Artista: Albertucho
Título: Lunas de Mala Lengua
Discográfica: Dro Atlantic
Albertucho vuelve a la carga con
“Lunas de Mala Lengua”, un interesante compacto que marca una importante evolución en la carrera del artista, conservando todos sus rasgos característicos pero obteniendo un sonido mucho más personal que se aleja un poco del rock urbano presente en algunos cortes del debut para adentrarse en un universo de sonido e influencias mucho más variadas.
La producción de José Luis Garrido, que en su currículum cuenta con trabajos con grupos tan destacados como Elbicho, Ketama, Paco de Lucía o el propio Camarón, permite a Albertucho reflejar en este disco de forma más que satisfactoria esta evolución.
En cuanto a las letras se refiere, éstas continuan siendo uno de los puntos más fuertes del cantautor rockero sevillano, con líricas que se fijan en las cosas más pequeñas de la vida y hablan de sentimientos, de las emociones de lo cotidiano. Versos que son capaces tanto de formar una oda al abuelo del artista en la sentida
“Ni el mismo Dios”, como de dedicar una canción a esa persiana que abre el disco e impide que pasen los rayos de su amada luna, que sirve de nexo de unión entre varias de las canciones de este disco y en torno a la cual gira la línea gráfica de este trabajo, una optimista composición de colores vivos cuyos trazos plasman a Albertucho, su barrio y su luna.

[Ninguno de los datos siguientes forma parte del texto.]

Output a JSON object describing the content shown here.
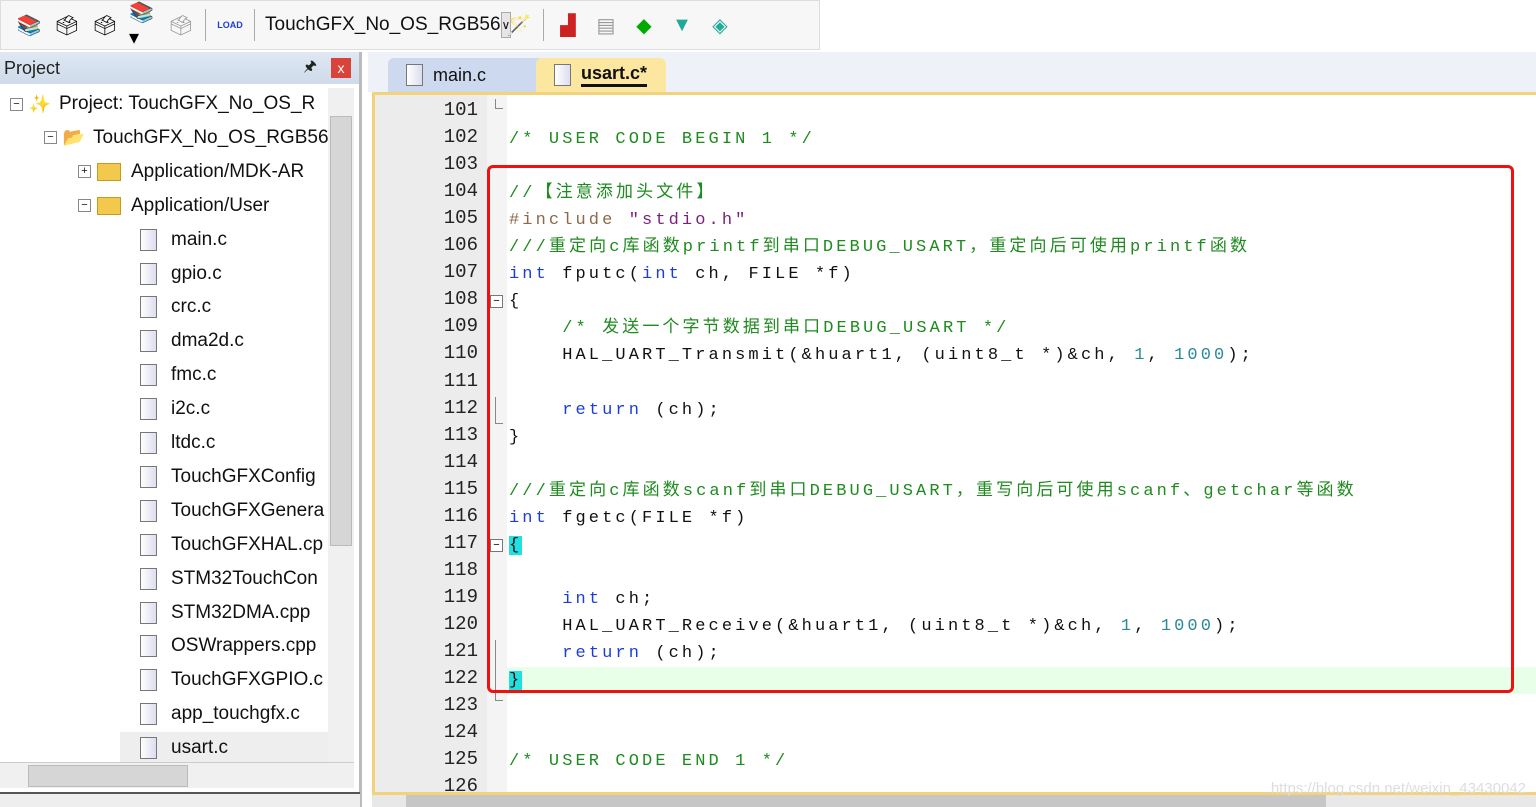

“Volví a la barra” es el primer single de este nuevo disco, quizás el corte más cercano al primer trabajo, una fresca rumba guitarrera al estilo Albertucho, de corte similar a otros temas del disco como
“Que se callen los profetas”, canción que dio disco al primer trabajo del artista a pesar de que finalmente no diera tiempo a ser incluido en el mismo. Y si de rumba hablamos, el disco recoge una de las más populares,
“Volando voy”, procedente de la banda sonora de la película homónima para la que Albertucho tuvo la oportunidad de versionar el tema de su admirado Kiko Veneno y que ahora queda incluida para la posteridad en este trabajo a modo de bonus track.

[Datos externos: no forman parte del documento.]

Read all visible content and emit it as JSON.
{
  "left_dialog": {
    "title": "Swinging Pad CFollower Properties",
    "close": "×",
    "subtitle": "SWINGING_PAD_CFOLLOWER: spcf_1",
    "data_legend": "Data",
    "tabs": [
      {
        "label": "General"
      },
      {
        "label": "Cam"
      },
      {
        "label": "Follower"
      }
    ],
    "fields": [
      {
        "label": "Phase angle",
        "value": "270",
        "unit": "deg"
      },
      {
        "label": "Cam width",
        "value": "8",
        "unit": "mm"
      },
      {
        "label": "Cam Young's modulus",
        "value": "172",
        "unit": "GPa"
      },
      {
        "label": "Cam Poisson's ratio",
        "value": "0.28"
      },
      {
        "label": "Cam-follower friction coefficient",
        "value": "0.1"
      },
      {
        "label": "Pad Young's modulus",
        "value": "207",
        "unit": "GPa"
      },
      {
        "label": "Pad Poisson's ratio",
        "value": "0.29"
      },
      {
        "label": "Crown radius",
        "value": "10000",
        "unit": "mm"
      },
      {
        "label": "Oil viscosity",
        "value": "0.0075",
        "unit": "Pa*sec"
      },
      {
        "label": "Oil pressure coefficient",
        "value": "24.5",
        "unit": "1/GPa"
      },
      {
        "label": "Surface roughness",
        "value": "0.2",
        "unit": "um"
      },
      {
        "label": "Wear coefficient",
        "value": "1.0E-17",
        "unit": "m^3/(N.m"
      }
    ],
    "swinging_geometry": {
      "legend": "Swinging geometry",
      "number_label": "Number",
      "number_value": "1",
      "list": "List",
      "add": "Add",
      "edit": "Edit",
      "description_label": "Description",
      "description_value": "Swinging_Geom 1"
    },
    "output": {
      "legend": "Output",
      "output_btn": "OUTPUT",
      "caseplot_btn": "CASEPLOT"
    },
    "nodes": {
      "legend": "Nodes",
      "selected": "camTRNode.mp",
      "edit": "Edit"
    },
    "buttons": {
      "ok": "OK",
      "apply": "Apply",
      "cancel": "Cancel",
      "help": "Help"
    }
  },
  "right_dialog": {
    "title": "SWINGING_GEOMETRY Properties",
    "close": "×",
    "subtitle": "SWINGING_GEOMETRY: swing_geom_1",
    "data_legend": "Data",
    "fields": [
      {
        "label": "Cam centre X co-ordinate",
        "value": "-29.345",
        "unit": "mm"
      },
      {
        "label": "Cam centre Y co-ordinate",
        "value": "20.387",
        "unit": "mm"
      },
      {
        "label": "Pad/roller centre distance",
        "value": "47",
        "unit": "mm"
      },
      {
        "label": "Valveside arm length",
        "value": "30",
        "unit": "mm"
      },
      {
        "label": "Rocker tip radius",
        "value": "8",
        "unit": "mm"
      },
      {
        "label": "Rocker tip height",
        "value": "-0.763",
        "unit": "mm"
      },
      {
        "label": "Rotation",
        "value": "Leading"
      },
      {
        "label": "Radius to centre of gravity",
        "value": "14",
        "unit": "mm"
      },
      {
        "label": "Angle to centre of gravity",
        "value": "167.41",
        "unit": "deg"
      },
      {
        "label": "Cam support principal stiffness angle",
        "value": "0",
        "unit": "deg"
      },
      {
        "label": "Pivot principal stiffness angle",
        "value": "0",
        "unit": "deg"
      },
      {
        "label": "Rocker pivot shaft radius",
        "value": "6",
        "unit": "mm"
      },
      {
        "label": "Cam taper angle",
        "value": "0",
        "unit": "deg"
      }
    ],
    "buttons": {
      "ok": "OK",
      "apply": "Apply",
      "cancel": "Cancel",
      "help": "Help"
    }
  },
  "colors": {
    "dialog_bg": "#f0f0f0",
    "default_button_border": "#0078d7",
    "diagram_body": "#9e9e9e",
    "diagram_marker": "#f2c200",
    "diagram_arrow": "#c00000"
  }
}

Pero no sólo de rumbas potentes se compone este trabajo, que en esta amalgama de estilos encuentra hueco para temas como “En otro país distinto”, una saeta-rock que pone un punto de pausa en este animado trabajo, o su contrapunto irónico en
“El país de los televisores”.
Además, a nivel de colaboraciones nos encontramos con Miguel, de Doctor Sapo, que con su característica voz realiza coros en el tema “Ni el mismo Dios”, citado anteriormente, y también de Kutxi Romero -vocalista de Marea- que tras colaborar en el tema
“Mi estrella” del primer trabajo repite cantando esta vez en
“Piltrafilla”, colofón del disco antes del bonus track de
“Volando Voy”.
Dicen que segundas partes nunca fueron buenas, y que el segundo trabajo de un grupo que ha obtenido éxito con su debut es decisivo en su futura carrera. Sin duda, Albertucho tira por tierra la primera expresión, y con sus
Lunas de mala lengua va más allá de lo que su primer trabajo logró, definiendo ya el terreno de este cantautor precisamente en el punto donde confluyen la gran variedad de estilos que le influencian, y en el que ha sabido clavar bien hondo la bandera de su estilo propio, que ahora ondea orgullosa con el viento. Prometedor futuro el que auguramos para esta joven propuesta.